Striking a balance with ‘open’ at Snowflake

0
157

The relative merits of “open” have been hotly debated in our industry for years. There is a sense in some quarters that being open is beneficial by default, but this view does not always fully consider the objectives being served. What matters most to the vast majority of organizations are security, performance, costs, simplicity, and innovation. Open should always be employed in service of those goals, not as the goal in itself.

When we develop products at Snowflake, we evaluate where open standards, open formats, and open source can create the best outcome for our customers. We believe strongly in the positive impact of open and we are grateful for the open source community’s efforts, which have propelled the big data revolution and much more. But open is not the answer in every instance, and by sharing our thinking on this topic we hope to provide a useful perspective to others creating innovative technologies.

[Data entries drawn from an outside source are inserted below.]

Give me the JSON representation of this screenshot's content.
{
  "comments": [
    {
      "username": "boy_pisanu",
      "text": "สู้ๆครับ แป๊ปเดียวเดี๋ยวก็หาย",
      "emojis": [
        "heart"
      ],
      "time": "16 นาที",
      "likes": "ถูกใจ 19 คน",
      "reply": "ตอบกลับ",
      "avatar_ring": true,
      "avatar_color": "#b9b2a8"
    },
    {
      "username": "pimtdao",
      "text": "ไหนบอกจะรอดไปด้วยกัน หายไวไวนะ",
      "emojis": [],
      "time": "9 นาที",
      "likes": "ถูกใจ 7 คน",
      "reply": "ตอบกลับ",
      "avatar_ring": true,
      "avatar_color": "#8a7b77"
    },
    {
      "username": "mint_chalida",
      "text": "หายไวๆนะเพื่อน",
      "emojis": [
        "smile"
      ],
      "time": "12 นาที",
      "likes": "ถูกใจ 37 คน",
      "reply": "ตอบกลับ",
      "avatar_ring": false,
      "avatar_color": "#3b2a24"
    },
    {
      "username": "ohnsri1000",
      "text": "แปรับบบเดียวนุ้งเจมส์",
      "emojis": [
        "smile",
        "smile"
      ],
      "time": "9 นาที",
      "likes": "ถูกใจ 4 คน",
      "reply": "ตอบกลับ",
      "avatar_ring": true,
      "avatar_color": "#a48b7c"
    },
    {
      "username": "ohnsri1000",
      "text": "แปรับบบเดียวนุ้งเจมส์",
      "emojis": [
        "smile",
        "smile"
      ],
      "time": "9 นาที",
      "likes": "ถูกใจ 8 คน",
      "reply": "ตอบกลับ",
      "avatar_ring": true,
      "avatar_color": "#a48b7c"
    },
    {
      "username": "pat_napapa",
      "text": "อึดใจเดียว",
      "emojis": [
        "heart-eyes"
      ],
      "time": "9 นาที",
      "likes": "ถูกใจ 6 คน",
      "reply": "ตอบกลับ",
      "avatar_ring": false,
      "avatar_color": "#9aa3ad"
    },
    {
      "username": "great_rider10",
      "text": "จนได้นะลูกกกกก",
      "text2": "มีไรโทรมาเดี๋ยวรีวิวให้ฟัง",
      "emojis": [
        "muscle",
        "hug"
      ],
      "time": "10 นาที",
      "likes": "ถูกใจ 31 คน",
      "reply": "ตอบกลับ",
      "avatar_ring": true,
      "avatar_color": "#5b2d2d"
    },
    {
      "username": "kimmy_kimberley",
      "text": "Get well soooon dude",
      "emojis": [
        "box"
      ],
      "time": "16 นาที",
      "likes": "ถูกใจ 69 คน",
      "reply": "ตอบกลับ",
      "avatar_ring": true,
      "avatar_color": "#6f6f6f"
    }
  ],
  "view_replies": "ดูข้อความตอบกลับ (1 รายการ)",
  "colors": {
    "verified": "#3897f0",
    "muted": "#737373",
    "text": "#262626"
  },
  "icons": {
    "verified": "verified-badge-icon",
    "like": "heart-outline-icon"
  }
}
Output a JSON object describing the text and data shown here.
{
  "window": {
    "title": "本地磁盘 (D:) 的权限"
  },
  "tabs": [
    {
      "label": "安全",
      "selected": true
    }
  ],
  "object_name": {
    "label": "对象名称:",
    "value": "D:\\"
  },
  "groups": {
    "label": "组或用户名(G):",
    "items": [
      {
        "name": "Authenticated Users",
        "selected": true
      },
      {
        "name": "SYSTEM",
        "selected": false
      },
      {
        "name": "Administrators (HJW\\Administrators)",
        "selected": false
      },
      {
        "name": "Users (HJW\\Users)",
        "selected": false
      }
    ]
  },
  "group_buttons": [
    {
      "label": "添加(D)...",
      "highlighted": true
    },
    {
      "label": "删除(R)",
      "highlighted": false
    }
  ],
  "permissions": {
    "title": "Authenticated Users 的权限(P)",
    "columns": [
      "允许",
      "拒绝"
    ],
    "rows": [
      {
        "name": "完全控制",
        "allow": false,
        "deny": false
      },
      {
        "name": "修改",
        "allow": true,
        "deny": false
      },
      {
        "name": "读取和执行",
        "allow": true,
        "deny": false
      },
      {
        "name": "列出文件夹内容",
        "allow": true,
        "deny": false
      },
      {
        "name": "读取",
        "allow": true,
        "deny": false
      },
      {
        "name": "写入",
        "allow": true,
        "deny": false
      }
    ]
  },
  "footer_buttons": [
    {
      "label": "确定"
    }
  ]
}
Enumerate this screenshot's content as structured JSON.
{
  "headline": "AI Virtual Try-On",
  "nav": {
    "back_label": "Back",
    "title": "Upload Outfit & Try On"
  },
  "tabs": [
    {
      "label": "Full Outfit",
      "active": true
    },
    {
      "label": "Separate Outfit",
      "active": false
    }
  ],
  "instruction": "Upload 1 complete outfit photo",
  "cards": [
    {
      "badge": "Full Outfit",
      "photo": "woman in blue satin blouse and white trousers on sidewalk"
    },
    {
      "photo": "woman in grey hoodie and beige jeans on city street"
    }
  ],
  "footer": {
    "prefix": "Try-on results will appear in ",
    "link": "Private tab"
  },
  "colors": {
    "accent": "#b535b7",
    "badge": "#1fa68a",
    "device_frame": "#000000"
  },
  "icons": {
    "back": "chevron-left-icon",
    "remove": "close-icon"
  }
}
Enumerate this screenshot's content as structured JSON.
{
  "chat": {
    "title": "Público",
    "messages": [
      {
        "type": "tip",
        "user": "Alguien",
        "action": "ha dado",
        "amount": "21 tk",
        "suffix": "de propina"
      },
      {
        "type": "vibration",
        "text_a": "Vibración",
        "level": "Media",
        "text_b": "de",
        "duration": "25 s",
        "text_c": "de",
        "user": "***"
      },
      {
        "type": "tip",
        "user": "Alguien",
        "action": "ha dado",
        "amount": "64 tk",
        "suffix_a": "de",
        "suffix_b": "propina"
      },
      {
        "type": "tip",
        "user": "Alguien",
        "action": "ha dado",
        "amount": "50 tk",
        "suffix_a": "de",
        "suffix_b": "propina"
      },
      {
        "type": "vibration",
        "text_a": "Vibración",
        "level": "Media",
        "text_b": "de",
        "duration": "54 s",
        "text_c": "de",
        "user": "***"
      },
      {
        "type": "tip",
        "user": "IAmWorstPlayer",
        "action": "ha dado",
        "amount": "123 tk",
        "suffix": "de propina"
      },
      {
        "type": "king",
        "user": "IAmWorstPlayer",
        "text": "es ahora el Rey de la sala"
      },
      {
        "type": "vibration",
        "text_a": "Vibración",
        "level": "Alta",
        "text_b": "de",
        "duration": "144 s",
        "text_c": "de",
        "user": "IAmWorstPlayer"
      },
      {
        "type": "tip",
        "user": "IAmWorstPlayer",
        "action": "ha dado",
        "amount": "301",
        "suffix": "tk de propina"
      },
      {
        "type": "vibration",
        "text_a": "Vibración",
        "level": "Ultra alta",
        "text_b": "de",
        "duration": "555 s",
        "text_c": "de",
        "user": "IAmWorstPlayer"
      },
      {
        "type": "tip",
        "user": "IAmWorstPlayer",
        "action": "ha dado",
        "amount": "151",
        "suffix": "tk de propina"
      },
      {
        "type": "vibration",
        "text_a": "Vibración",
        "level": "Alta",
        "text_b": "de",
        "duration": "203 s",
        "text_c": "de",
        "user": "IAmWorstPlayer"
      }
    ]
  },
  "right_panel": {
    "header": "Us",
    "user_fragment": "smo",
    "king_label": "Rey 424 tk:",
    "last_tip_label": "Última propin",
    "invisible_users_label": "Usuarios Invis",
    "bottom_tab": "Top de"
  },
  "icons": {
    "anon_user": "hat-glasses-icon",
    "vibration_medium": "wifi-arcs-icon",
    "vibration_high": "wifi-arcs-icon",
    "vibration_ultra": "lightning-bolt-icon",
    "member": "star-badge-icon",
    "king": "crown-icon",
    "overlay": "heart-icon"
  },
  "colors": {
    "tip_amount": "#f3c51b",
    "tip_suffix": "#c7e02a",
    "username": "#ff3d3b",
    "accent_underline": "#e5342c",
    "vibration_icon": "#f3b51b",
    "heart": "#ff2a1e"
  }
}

[ Also on InfoWorld: What’s next for the cloud data warehouse ]

Open is often understood to describe two broad elements: open standards and open source. We’ll look at them each in more detail here.

Open standards

Open standards encompass file formats, protocols, and programming models, which include languages and APIs. Although open standards generally provide value to users and vendors alike, it’s important to understand where they serve higher-level priorities and where they do not.

File formats

We agree that open file formats are an important counter to the very real problem of vendor lock-in. Where we differ is in the assertion that those open formats are the optimal way to represent data during processing, and that direct file access should be a key characteristic of a data platform. 

At first glance, the ability to directly access files in a standard, well-known format is appealing, but it becomes troublesome when the format needs to evolve. Consider an enhancement that enables better compression or better processing. How do we coordinate across all possible users and applications to understand the new format?

Or consider a new security capability where data access depends on a broader context. How do we roll out a new privacy capability that reasons through a broader semantic understanding of the data to avoid re-identification of individuals? Is it necessary to coordinate all possible users and applications to adopt these changes in lockstep? What happens if one of these is missed?

Our long experience with these trade-offs gives us a strong conviction about the superior value of providing abstraction and indirection versus exposing raw files and file formats. We strongly believe in API-driven access to data, in higher-level constructs abstracting away physical storage details. This is not about rejecting open; it’s about delivering better value for customers. We balance this with making it very easy to get data in and out in standard formats.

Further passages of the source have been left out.